Françoise d’Eaubonne

Parmi les sources de Mona Chollet, je me promets de voir, lire ou écouter :


- Le magicien d’Oz, de Lyman Franck Baum
- Une sorcière comme les autres, d’Anne Sylvestre
- La newsletter Witch please de Jack Parker





Machérie m’appelle dans l’après-midi, pour me donner des mauvaises nouvelles surtout : l’association culturelle où je suis bénévole et elle salariée part en quenouille ; elle n’a pas vu mon chat Oz depuis des semaines ; j’ai reçu un courrier des Finances Publiques qui m’annonce une dette de 4300 euros suite à une erreur de calcul de mon administration dans le calcul de mon salaire.

Une journée riche en émotions, hein.

Jour 74 : dimanche 21 avril

Je suis réveillée un peu tôt par Marinette qui a une vessie contrariante et je perds mes rêves de la nuit.

Je suis seule en cadrage aujourd’hui, R. et C. étant sorties pour la journée. J’en profite pour préparer mon second cahier-journal puisque j’ai déjà rempli les 140 pages de celui-ci. Je découpe des journaux et je m’étonne un peu de mes choix esthétiques : je tapisse les premières pages de scène de guerre et de ruine.

Je continue Sorcières, de Mona Chollet (et peut-être qu’il y a une réponse à l’étonnement que je viens de formuler, ce qui me fait un peu peur quand même).

« Je crois que la magie est de l’art, et que l’art est littéralement de la magie. L’art, comme la magie, consiste à manipuler les symboles, les mots ou les images pour produire des changements dans la conscience. En fait, jeter un sort, c’est simplement dire, manipuler les mots, pour changer la conscience des gens, et c’est pourquoi je crois qu’un artiste ou un écrivain est ce qu’il y a de plus proche, dans le monde contemporain, d’un chaman. »

« Les garçons sont incités à envisager leur trajectoire future de la façon la plus aventureuse possible. Conquérir le monde tout seul représente le destin le plus romantique qu’ils puissent imaginer, en espérant qu’une femme ne viendra pas tout gâcher en leur mettant le fil à la patte. Mais, pour une femme, la perspective de tracer son chemin dans le monde est dépeint comme triste et pathétique aussi longtemps qu’il n’y aura pas un type dans le tableau. Et c’est une tâche si énorme que de réinventer le monde en dehors de ces conventions étroites ! »
Thecut.com

« Cette tension entre le besoin d’un ancrage amoureux et le besoin de liberté et partagée par les hommes et les femmes, c’est elle qui rend le couple à la fois si désirable et problématique. »

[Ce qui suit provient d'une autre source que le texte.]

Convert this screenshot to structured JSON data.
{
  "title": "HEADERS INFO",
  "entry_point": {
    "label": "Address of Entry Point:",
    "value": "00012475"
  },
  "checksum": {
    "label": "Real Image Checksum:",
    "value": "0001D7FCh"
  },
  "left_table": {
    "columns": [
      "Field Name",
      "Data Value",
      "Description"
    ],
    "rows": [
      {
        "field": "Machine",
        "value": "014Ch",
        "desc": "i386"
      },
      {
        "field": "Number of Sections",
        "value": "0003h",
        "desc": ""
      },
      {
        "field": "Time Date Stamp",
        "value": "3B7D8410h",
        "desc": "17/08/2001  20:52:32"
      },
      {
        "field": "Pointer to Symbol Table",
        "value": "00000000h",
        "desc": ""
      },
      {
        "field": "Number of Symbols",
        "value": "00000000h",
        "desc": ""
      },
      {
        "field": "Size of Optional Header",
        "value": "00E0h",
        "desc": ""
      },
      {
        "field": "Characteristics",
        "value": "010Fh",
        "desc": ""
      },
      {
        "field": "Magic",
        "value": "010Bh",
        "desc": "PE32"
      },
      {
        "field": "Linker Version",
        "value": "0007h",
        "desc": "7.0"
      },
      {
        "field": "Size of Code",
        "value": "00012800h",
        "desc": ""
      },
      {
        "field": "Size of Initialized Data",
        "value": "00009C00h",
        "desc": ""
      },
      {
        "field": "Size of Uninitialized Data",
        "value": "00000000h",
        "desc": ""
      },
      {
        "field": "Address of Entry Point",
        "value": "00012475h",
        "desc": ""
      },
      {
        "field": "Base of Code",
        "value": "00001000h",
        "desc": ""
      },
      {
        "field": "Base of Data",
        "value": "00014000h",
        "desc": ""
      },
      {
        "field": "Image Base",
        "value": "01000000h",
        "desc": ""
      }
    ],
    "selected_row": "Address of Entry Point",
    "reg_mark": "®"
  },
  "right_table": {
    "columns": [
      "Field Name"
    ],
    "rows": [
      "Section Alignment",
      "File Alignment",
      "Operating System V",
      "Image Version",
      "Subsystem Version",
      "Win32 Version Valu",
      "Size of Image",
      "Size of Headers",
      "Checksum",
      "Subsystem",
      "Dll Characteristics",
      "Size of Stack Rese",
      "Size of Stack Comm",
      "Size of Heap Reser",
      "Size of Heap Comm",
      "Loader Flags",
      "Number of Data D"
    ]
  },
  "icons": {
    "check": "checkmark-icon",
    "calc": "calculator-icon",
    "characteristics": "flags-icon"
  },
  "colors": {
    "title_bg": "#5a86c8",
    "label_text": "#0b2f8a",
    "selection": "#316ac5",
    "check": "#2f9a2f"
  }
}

Puisque « l’emploi » de la mère de famille est d’assurer l’atmosphère pacifique et sereine du foyer, de veiller au bien-être à la fois mental et matériel de tous les autres membres de la maisonnée, son agacement propre apparait illégitime ».

« La censure de la colère joue un grand rôle dans l’effacement de l’identité. »

« Dans les années 60-70, l’État français, tout en refusant de légaliser l’avortement et la contraception en métropole, les encourageait dans les départements d’outre-mer ; à la Réunion, des médecins blancs pratiquaient des milliers de stérilisations et d’avortements forcés. »
Françoise Vergès
Le ventre des femmes, capitalisme, racialisation, féminisme.


Des femmes à connaître :
- Marielle, élue municipale de Rio qui a été assassinée parce qu’elle était lesbienne.
- Caster Semenya, athlète sud-africaine remise en question dans son statut de femme.




À lire ou à voir :
- I am not a witch, film de Rungano Nyoni.



Je me retrouve en tête à tête avec J. pendant le repas de midi, on discute de nos ex-maris tous deux paysans. Et pour la première fois, puisque je suis livrée à la solitude pendant les deux heures de cadrage, j’allume l’écran qui trône dans notre salon. Je tombe sur un docu d’Arte bien beau : Fleuve invisible - Un trésor sous la plaine du Rhin.